Les gilets jaunes réclament le RIC (référendum d’initiative citoyenne), le gouvernement a lancé un référendum en ligne sur la privatisation des Aéroports de Paris, les e-pétitions de lutte pour le climat fleurissent ; il semblerait que la question de la citoyenneté revienne au cœur du débat. Avec le digital, les actions citoyennes tendent elles aussi à se dématérialiser, même si elles visent des objectifs bien concrets. Cette citoyenneté numérique s’est dotée d’outils, désignés comme il se doit dans le milieu, par un anglicisme dans le vent : les « civic tech ». La pétition en ligne en fait partie et s’impose comme une des plus connue et utilisée. Pour en parler avec ceux qui agissent, Médias-Cité a interviewé Marie Yared, senior campaigner France d’Avaaz – plateforme citoyenne internationale qui compte 52 millions de membres à travers le monde.
Depuis quand travaillez-vous chez Avaaz et étiez-vous une militante active avant d’y entrer ?
MY : J’ai toujours été révoltée par les injustices, je me suis engagée très jeune comme bénévole auprès des SDF, des prisonniers, et plus tard pour les droits des personnes LGBT et autres. Je ne me suis jamais concentrée sur une cause, toutes les injustices me révoltent. Je suis chez Avaaz depuis sept ans et demis. On peut dire que je suis une ancienne puisqu’Avaaz existe depuis onze ans seulement. L’organisation d’Avaaz est horizontale, il n’y a pas d’Avaaz France car nous représentons un mouvement mondial. Ici, nous sommes une équipe de 80 personnes, dont beaucoup de traducteurs (18 langues à couvrir) et de développeurs.
Avaaz est-il une civic tech et que permet concrètement ce type de technologie ?
MY : Les pétitions en ligne permettent de s’impliquer facilement. Internet permet de s’informer, il n’a pas de frontière et son accès est facile. Nous nous identifions comme un mouvement citoyen, la civic tech ne se réduit pas à une pétition en ligne. Nous avons organisé des marches pour le climat. On peut aussi envoyer des mails à des décideurs, des messages sur les réseaux sociaux pour interpeller une marque sensible à son image. Il y a plein de moyens en ligne de se faire entendre. Ce sont des pressions exercées de manière à avoir un impact. Une campagne efficace ne se contente pas d’une pétition, il reste tout un tas de stratégies à déployer : choisir le bon moment pour la lancer, trouver l’entité/le décideur-clé et trouver ce à quoi cette personne est sensible.
Auriez-vous des exemples de campagnes citoyennes menées par Avaaz ?

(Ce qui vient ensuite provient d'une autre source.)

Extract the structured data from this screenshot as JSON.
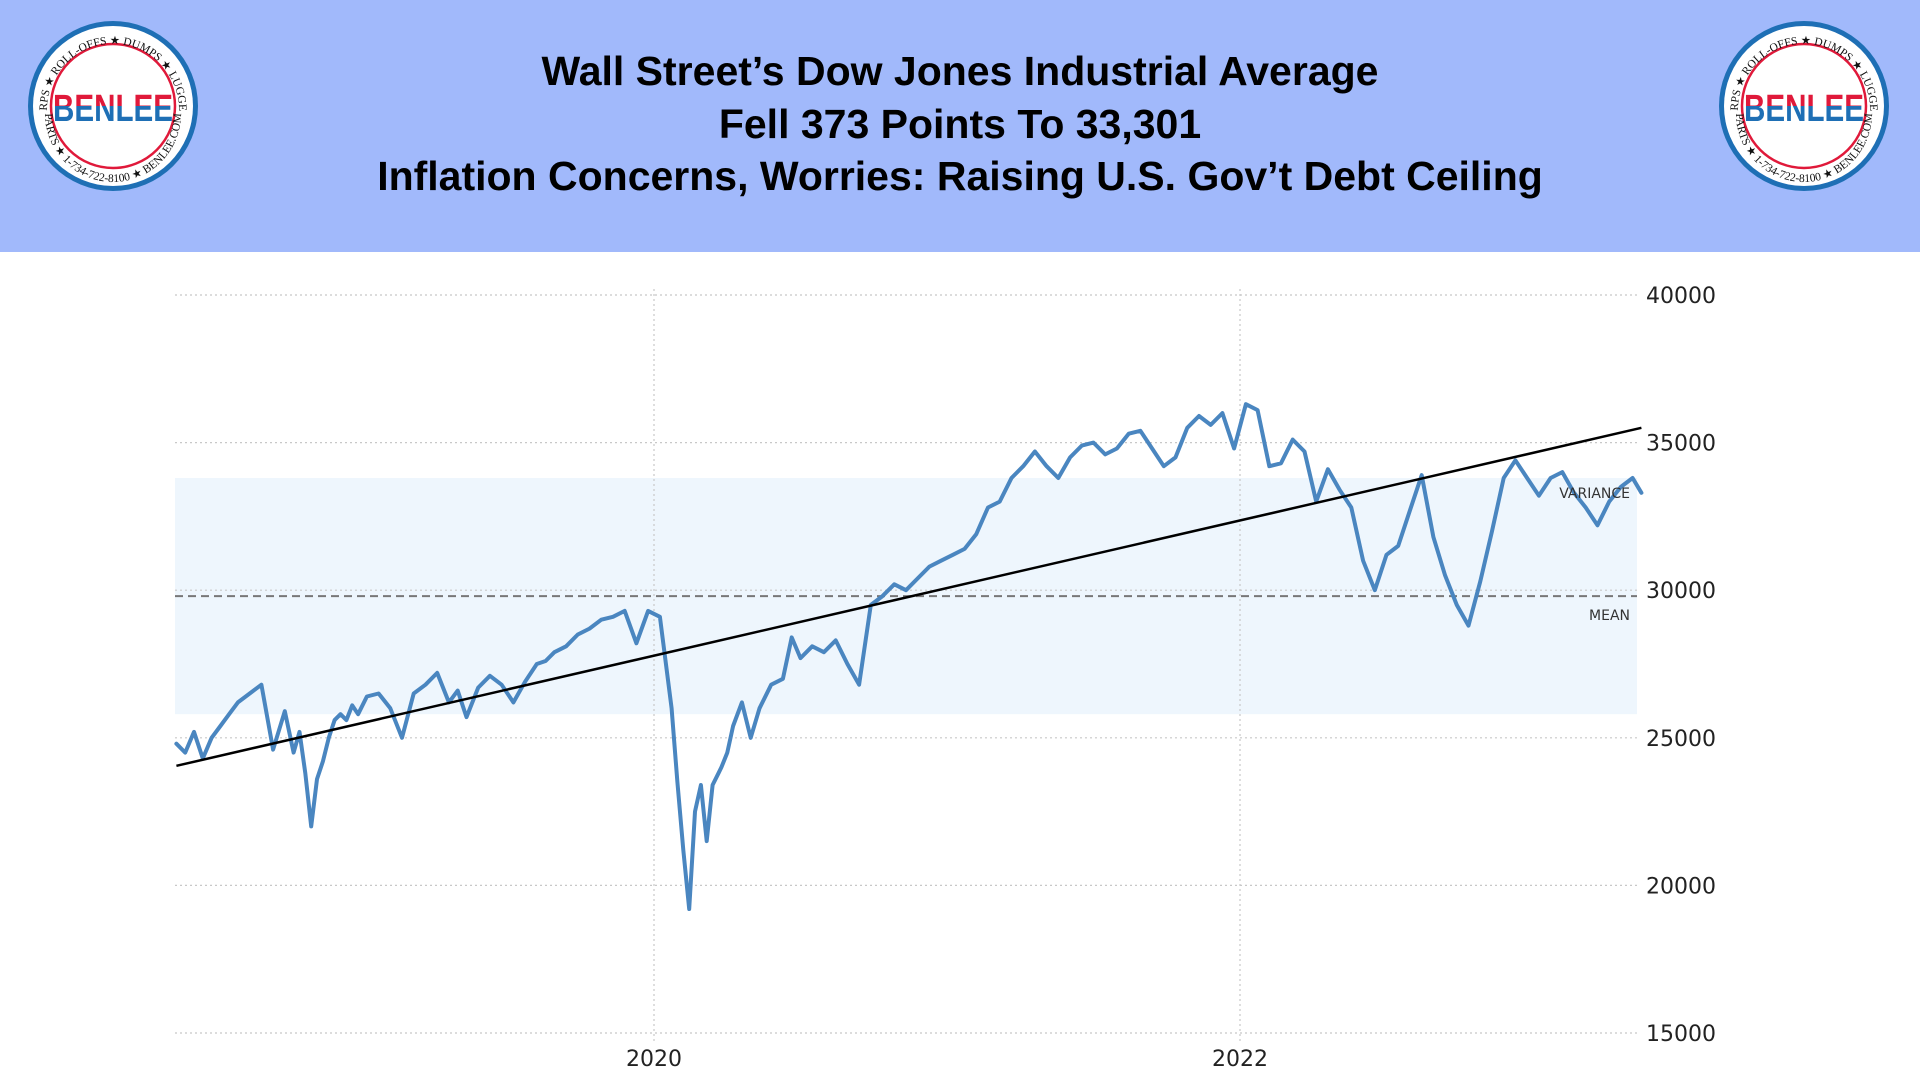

MY : Il y a quelques années, les hôtels Hilton étaient accusés de fermer les yeux sur l’exploitation sexuelle, notamment celle des mineurs, qu’hébergeaient leurs hôtels dans certains pays. Le fondateur de la chaîne Hilton est une personne très religieuse, baptiste, un père de famille. Partant de ce profil, nous avons imaginé une campagne d’affichage publicitaire près de son habitation personnelle, pour le responsabiliser directement au lieu de viser une vague entité comme Hilton. Dans ce cas, la simple menace a suffi. Comme c’est écrit sur notre site, Hilton a accepté de former ses 180 000 employés à repérer et empêcher l’exploitation sexuelle. Aujourd’hui, ils font figure de leaders mondiaux de l’industrie de l’hôtellerie dans ce domaine.
Un autre exemple parlant serait celui de Benetton. C’est une marque qui jouit d’une image très positive grâce à des campagne et slogans inclusifs. Lors du drame de l’effondrement du Rana Plaza au Bangladesh, où plus de mille ouvriers du textile sont morts, Benetton s’est révélé impliqué car la marque y avait des ateliers. Avaaz a mené une campagne en garant un camion devant leur siège à Milan, pendant la Fashion week de 2015. Sur ce camion était collée une affiche, qui jouait avec leur slogan bien connu :
Suite à cette opération, en plus des conversations avancées avec sa direction, Benetton a indemnisé les victimes du Rana Plaza et fait en sorte d’améliorer les conditions de travail pour les ouvriers du textile. C’est une victoire car souvent, quand les grands s’engagent, les autres suivent.
Quel est votre positionnement : partisans ou apolitiques ?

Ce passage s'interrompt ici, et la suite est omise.